I can give following recommendations (outside of using `guard`):
- if Vec doesn't get modified use `Box<[T]>` instead
- if vec is always accessed through rust consider passing a `Box<Vec<T>>` around instead and always converting to/from `Box<Vec<T>>`/`&Vec<T>`/`&mut Vec<T>`, Box/&/&mut have some defactor memory repr compatibilities with pointer so you can directly place them in a ffi boundary (I think it's guaranteed for Box/&/&mut T and de-facto for `Option<Box/&/&mut T>` (nullpointer == None)
- if that is performance wise non desirable and you can't pass something like `OnwingArrayC` by value either specify that the caller always should (stack) allocate the `OnwingArrayC` itself then only use `OnwingArrayC` at the boundary i.e. directly convert it to `Vec<T>` as needed (through this can easily be less clear about `Vec<T>`, and `&mut Vec<T>` and `&mut [T]` dereferenced)

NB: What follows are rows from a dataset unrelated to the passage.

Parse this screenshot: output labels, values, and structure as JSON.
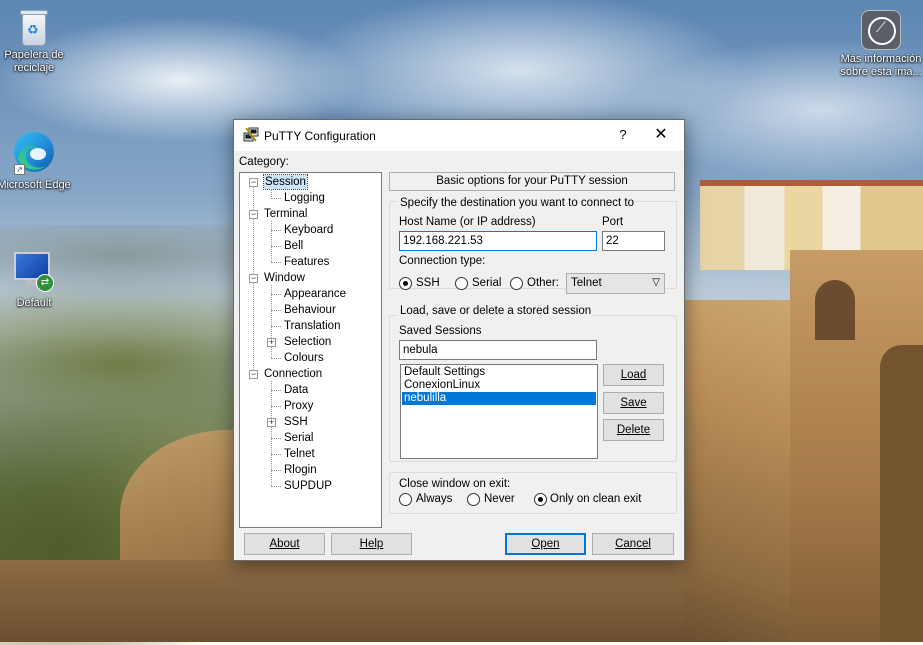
{
  "desktop": {
    "icons": [
      {
        "label": "Papelera de reciclaje",
        "icon": "recycle-bin-icon"
      },
      {
        "label": "Microsoft Edge",
        "icon": "edge-icon"
      },
      {
        "label": "Default",
        "icon": "remote-desktop-icon"
      },
      {
        "label": "Más información sobre esta ima...",
        "icon": "camera-info-icon"
      }
    ]
  },
  "window": {
    "title": "PuTTY Configuration",
    "help_glyph": "?",
    "close_glyph": "✕",
    "category_label": "Category:"
  },
  "tree": {
    "session": "Session",
    "logging": "Logging",
    "terminal": "Terminal",
    "keyboard": "Keyboard",
    "bell": "Bell",
    "features": "Features",
    "window": "Window",
    "appearance": "Appearance",
    "behaviour": "Behaviour",
    "translation": "Translation",
    "selection": "Selection",
    "colours": "Colours",
    "connection": "Connection",
    "data": "Data",
    "proxy": "Proxy",
    "ssh": "SSH",
    "serial": "Serial",
    "telnet": "Telnet",
    "rlogin": "Rlogin",
    "supdup": "SUPDUP"
  },
  "session": {
    "header": "Basic options for your PuTTY session",
    "dest_group": "Specify the destination you want to connect to",
    "host_label": "Host Name (or IP address)",
    "host_value": "192.168.221.53",
    "port_label": "Port",
    "port_value": "22",
    "conn_type_label": "Connection type:",
    "conn_types": {
      "ssh": "SSH",
      "serial": "Serial",
      "other": "Other:"
    },
    "conn_type_selected": "SSH",
    "other_select_value": "Telnet",
    "stored_group": "Load, save or delete a stored session",
    "saved_sessions_label": "Saved Sessions",
    "saved_sessions_input": "nebula",
    "sessions_list": [
      "Default Settings",
      "ConexionLinux",
      "nebulilla"
    ],
    "selected_session": "nebulilla",
    "load_label": "Load",
    "save_label": "Save",
    "delete_label": "Delete",
    "close_group": "Close window on exit:",
    "close_options": {
      "always": "Always",
      "never": "Never",
      "clean": "Only on clean exit"
    },
    "close_selected": "Only on clean exit"
  },
  "footer": {
    "about": "About",
    "help": "Help",
    "open": "Open",
    "cancel": "Cancel"
  }
}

- In general if `OwningArrayC` is just for passing parameter bundles with a convention of it always being stack allocated by the caller then you also really should only use it for the transfer of the parameters and not automatic resource management, i.e. you should directly convert it to `Vec` at the boundary (and maybe in some edge cases use scopeguard::guard, but then converting it to a Vec is likely faster/easier to do). Also specify exactly what you do with the callee owned pointer in `OwningArrayC` i.e. do we always treat it ass dangling even if there are errors, do we set it to empty vec /no capacity as part of conversion to Vec and it's only moved if that was done etc. Also write a `From<&mut OwningArrayC> for Vec` impl, I recommend setting cap+len to zero in it).
And yes FFI across languages is _always_ hard, good teaching material often missing and in Rust can be even harder as you have to comply with C soundness on one side and Rust soundness on the other (but I mean also true for Python,Java etc.). Through not necessary for any of the problems in the article IMHO. And even if we just speak about C to C FFI of programs build separately the amount of subtle potentially silent food guns is pretty high (like all the issues in this article and more + a bunch of other issues of ABI incompatibility risks and potentially also linker time optimization related risk).
by GrantMoyer on 11/6/24, 12:57 PM
This only addresses a small point in the article, but you can shrink capacity to size before passing a Vec to C, then assume capacity = size when you need to free the Vec.
by throwawa14223 on 11/7/24, 6:03 PM
Defer is awful compared to just implementing drop.
by xanathar on 11/6/24, 10:48 AM
1) Do not free memory allocated in one language (even more: in one library unless explicitly documented so) into another. Rust can use a custom allocator, and what it uses by default is an implementation detail that can change at a blink.
2) Do not use Vec<T> to pass arrays to C. Use boxed slices. Do not even try to allocate a Vec and free a Box... how can it even work?!
3) free(ptr) can be called even in ptr is NULL
4) ... I frankly stopped reading. I will never know if Rust actually needs Go's defer or not.
by zoezoezoezoe on 11/8/24, 8:22 PM
We have defer, it’s called impl Drop
by seanhunter on 11/8/24, 5:11 AM
If you come (as the author does to the conclusion)
```
   > Rust + FFI is nasty and has a lot of friction.
```
...then I would say you have been living a little bit of a charmed life. FFI in most languages has improved beyond all recognition in the last 15 years. When I look at FFI in rust I can't believe how ergonomic and clean it is compared to say PerlXS (which was the old way of doing FFI in perl).
by neonsunset on 11/6/24, 11:14 AM
No, it doesn’t. There are better ways to abstract away RAII, and it is a strictly bad pattern in Rust to not rely on Drop. The author needs to stop writing C and Go, both being arguably bad languages.